Can someone verifies this proof and maybe tell me if my induction layout and terms are correct. Thanks in advance.

Proof that $$\displaystyle \sum_{n=1}^{m} \frac{1}{\sqrt{n}} \leq 2\sqrt{m}-1 \tag{1}$$

Proof:

Base step: $m = 1$

$$ \frac{1}{\sqrt{1}} = 2\sqrt{1} – 1 \tag{2}$$

Induction Hypothesis: Suppose that (1) is true for $m = k$

Induction Step:

$$\sum_{n=1}^{k} \frac{1}{\sqrt{n}} + \sum_{n=k+1}^{k+1} \frac{1}{\sqrt{n}} \leq 2\sqrt{k+1}-1 \tag{3}$$

Use induction hypothesis and rewrite:

$$2\sqrt{k}-1 + \frac{1}{\sqrt{k+1}} \leq 2\sqrt{k+1}-1 \tag{4}$$

Bring down to a common denominator:

$$\frac{(2\sqrt{k}-1)(\sqrt{k+1})}{\sqrt{k+1}} + \frac{1}{\sqrt{k+1}} \leq 2\sqrt{k+1}-1 \tag{5}$$

$$\frac{2\sqrt{k}\sqrt{k+1}-\sqrt{k+1} + 1}{\sqrt{k+1}} \leq 2\sqrt{k+1}-1 \tag{6}$$

Multiply by $\sqrt{k+1}$ and simplify:

$$2\sqrt{k}\sqrt{k+1}-\sqrt{k+1} + 1 \leq 2k+2-\sqrt{k+1} \tag{7}$$

$$2\sqrt{k}\sqrt{k+1} \leq 2k+1 \tag{8}$$

Square and simplify:

$$4k(k+1) \leq 4k^{2}+4k+1 \tag{9}$$

$$4k^{2}+4k \leq 4k^{2}+4k+1 \tag{10}$$

$$ 0 \leq 1 \tag{11}$$

$$\blacksquare$$

Edit:

If I understand the answers correctly, the proof should go like this:

We are currently at equation (6).

We will use the following inequality to see why (6) is true:

$$4k^{2}+4k \leq 4k^{2}+4k+1$$

Rewrite and take the squareroot.

$$4k(k+1) \leq (2k+1)^{2}$$

$$2\sqrt{k}\sqrt{k+1} \leq 2k+1$$

Subtract $\sqrt{k+1}$ from both sides and add 1 to both sides.
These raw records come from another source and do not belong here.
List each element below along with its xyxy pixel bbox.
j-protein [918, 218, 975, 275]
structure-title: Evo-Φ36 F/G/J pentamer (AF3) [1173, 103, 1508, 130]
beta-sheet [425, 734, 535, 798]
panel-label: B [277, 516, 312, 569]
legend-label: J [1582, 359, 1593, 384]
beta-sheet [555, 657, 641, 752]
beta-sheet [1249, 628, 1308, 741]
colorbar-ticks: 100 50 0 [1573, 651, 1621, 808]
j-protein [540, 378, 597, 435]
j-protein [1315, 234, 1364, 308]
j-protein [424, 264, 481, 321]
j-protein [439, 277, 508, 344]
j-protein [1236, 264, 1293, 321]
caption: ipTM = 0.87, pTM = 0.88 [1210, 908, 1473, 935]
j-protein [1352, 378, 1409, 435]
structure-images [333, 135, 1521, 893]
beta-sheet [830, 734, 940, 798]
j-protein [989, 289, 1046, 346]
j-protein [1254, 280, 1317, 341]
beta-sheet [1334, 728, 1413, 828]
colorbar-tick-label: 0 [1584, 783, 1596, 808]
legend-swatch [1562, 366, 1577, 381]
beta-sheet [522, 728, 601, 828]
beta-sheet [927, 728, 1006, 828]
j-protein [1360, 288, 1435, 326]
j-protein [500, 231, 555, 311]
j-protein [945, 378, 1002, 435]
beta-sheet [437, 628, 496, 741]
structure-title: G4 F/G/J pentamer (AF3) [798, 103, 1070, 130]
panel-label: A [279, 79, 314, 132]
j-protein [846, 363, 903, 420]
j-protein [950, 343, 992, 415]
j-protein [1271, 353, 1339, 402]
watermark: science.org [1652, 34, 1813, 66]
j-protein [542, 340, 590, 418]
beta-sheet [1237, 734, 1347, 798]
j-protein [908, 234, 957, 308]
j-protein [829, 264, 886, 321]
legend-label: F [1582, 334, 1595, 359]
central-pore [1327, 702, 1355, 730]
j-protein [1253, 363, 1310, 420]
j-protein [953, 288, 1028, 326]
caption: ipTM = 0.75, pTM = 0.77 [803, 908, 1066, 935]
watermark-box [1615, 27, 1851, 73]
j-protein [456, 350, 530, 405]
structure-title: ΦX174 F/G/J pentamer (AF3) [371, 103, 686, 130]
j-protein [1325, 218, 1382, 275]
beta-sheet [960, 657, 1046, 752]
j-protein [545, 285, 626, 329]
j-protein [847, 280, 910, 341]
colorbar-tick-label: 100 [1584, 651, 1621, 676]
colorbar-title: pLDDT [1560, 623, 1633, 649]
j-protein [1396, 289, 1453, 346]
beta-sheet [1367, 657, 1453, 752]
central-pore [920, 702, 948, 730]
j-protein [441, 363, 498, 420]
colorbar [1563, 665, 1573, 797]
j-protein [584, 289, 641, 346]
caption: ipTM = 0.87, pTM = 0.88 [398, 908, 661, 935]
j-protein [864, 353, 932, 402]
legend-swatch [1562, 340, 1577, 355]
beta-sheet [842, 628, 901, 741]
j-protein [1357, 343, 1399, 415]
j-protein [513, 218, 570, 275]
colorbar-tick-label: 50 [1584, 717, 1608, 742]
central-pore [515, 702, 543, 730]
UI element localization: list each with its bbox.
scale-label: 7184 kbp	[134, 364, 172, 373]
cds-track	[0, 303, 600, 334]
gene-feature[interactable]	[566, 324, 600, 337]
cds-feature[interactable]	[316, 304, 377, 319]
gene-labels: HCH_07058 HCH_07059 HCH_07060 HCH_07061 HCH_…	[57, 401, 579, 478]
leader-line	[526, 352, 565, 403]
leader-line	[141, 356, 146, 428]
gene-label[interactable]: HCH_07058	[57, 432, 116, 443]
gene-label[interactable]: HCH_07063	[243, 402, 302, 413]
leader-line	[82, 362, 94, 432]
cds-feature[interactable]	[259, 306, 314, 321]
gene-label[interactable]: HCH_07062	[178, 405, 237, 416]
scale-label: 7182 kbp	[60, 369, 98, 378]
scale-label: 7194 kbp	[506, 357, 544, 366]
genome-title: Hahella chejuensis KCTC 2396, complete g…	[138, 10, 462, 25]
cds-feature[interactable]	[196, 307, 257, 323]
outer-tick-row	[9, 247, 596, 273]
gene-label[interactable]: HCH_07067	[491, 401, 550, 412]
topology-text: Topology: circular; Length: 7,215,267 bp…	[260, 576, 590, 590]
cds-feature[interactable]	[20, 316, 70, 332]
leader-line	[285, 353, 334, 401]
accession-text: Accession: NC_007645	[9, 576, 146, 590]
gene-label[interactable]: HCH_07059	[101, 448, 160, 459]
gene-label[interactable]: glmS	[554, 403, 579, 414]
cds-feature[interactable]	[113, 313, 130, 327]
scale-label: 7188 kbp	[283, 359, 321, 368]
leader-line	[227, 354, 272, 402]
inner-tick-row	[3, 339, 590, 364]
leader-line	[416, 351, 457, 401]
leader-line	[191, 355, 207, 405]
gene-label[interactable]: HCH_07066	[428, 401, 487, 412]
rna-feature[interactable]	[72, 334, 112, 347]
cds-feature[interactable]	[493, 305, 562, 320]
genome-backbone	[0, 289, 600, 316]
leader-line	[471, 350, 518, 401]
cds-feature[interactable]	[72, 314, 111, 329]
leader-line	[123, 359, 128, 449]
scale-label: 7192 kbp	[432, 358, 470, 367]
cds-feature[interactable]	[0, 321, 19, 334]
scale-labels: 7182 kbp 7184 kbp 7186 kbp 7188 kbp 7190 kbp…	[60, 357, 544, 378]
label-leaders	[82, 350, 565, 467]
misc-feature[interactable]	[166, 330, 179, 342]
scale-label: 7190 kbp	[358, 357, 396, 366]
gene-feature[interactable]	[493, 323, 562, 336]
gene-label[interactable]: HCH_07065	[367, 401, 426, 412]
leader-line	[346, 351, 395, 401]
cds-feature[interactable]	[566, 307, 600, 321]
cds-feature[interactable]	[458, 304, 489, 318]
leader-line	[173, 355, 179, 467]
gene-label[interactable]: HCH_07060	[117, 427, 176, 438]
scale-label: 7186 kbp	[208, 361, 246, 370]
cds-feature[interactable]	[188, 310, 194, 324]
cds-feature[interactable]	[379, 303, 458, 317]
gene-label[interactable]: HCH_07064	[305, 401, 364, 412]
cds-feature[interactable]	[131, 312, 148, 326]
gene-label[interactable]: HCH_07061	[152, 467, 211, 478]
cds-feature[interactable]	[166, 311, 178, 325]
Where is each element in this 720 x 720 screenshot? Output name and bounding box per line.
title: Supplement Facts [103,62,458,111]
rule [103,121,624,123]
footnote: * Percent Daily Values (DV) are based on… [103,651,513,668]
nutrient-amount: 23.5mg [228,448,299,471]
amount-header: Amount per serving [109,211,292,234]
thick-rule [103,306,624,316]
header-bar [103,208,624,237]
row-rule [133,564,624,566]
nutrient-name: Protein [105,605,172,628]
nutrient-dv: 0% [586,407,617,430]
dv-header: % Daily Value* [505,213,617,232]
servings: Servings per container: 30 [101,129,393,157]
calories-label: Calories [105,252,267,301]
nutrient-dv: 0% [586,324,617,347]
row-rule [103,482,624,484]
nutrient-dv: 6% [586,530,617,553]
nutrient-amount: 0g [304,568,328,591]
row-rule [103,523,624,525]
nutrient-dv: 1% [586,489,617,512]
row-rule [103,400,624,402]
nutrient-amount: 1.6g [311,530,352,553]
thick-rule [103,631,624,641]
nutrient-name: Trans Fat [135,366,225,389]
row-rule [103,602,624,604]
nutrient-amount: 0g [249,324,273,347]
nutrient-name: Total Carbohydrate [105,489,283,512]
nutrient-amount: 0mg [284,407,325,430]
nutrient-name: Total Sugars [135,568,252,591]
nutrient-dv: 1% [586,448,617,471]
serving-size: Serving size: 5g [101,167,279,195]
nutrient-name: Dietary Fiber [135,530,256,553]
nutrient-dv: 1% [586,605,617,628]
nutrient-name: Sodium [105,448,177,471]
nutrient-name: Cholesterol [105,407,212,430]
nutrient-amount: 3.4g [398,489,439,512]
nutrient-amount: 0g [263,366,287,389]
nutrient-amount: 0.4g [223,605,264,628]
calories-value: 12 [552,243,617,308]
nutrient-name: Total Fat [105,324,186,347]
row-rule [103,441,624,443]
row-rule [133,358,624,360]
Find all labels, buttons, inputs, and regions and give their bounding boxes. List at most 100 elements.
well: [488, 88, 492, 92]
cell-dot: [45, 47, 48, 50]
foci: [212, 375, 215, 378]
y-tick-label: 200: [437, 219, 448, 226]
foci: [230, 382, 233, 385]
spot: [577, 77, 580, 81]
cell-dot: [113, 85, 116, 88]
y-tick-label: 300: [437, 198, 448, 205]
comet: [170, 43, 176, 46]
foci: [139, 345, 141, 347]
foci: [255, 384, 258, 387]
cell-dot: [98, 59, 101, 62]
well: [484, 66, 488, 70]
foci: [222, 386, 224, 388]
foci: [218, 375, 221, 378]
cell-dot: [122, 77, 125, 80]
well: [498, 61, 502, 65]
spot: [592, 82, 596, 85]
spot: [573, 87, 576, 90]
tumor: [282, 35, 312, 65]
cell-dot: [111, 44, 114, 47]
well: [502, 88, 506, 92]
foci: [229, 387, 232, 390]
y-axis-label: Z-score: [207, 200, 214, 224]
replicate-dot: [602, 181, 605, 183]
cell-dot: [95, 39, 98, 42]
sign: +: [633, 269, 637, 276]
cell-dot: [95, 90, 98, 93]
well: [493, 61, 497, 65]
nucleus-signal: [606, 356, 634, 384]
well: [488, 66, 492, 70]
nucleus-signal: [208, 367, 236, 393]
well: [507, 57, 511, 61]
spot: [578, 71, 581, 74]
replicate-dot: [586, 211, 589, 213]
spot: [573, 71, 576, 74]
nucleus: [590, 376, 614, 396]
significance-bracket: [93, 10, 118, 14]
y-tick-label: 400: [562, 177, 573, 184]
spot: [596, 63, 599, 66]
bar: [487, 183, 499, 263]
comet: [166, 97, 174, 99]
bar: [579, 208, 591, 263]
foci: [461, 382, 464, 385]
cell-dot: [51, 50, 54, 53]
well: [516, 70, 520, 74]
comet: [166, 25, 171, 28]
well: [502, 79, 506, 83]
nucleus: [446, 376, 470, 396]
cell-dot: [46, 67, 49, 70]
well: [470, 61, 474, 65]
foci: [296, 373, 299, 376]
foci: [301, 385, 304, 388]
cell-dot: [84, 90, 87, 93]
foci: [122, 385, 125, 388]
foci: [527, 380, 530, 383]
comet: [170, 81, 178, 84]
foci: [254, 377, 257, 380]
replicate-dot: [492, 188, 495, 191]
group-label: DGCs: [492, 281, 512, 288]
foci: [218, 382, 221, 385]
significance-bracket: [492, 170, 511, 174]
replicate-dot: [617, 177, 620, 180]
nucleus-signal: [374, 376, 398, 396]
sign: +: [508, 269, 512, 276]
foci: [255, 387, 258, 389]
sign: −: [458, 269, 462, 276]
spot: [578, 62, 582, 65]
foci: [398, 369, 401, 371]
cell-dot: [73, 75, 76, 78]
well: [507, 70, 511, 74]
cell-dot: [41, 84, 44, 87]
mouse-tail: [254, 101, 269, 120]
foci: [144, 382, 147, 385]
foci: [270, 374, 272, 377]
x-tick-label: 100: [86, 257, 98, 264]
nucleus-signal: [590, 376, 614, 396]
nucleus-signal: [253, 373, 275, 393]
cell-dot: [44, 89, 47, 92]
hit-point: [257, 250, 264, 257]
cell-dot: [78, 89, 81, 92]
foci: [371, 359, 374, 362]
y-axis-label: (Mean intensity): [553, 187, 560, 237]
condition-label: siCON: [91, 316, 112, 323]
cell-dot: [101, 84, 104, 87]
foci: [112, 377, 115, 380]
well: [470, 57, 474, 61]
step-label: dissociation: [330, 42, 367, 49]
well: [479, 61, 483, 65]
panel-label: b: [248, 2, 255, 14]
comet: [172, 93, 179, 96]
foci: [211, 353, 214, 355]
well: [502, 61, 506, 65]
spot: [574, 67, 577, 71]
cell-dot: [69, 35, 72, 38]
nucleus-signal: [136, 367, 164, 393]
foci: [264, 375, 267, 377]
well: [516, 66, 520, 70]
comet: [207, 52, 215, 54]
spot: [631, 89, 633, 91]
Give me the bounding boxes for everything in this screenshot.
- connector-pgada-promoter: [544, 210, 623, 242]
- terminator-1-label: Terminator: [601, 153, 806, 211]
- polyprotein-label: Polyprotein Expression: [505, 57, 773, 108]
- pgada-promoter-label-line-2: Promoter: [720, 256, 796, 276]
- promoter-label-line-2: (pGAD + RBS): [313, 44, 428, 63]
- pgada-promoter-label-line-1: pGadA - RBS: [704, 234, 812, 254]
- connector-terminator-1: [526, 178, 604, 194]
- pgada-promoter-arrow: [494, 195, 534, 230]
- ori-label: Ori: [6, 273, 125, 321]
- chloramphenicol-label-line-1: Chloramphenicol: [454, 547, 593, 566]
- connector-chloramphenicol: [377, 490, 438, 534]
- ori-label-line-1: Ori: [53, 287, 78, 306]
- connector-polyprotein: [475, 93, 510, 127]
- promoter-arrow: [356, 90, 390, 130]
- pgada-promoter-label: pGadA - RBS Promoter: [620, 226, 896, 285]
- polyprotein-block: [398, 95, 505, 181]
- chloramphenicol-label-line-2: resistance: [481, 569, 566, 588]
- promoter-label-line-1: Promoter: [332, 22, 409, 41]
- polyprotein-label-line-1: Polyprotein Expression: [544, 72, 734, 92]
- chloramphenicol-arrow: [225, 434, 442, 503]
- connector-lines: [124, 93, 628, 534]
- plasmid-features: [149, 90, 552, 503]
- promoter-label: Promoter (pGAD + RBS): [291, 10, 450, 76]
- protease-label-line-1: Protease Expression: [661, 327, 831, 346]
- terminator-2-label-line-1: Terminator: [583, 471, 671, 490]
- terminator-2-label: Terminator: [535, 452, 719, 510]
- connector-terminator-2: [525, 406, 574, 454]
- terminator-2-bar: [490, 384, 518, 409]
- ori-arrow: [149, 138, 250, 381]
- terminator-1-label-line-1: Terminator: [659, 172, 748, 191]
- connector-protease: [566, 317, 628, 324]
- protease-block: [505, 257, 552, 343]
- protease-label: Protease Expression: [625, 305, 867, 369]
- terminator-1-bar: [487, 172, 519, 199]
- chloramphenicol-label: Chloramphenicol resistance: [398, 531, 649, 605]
$$2\sqrt{k}\sqrt{k+1} -\sqrt{k+1} + 1\leq 2k+2 -\sqrt{k+1}$$

Rewrite:

$$2\sqrt{k}\sqrt{k+1} -\sqrt{k+1} + 1\leq 2(k+1) -\sqrt{k+1}$$

$$2\sqrt{k}\sqrt{k+1} -\sqrt{k+1} + 1\leq 2\sqrt{k+1}\sqrt{k+1} -\sqrt{k+1}$$

Divide by $\sqrt{k+1}$ and observe that it is equation (6).

$\blacksquare$

## Best Answer

@GerryMyerson's comment is a really important one! I have seen many students get into trouble going about writing inductive proofs the way you do it, so I'd like to elaborate on its danger.

So yes, I have seen many proofs that end with something to the effect of $0=0$ ... followed by a triumphant QED! or Check!

But the problem is that

of course$0=0$ ... showing that $0=0$ therefore does not mean anything at all.Likewise, your proof establishes that $0\leq 1$ ... so what?!?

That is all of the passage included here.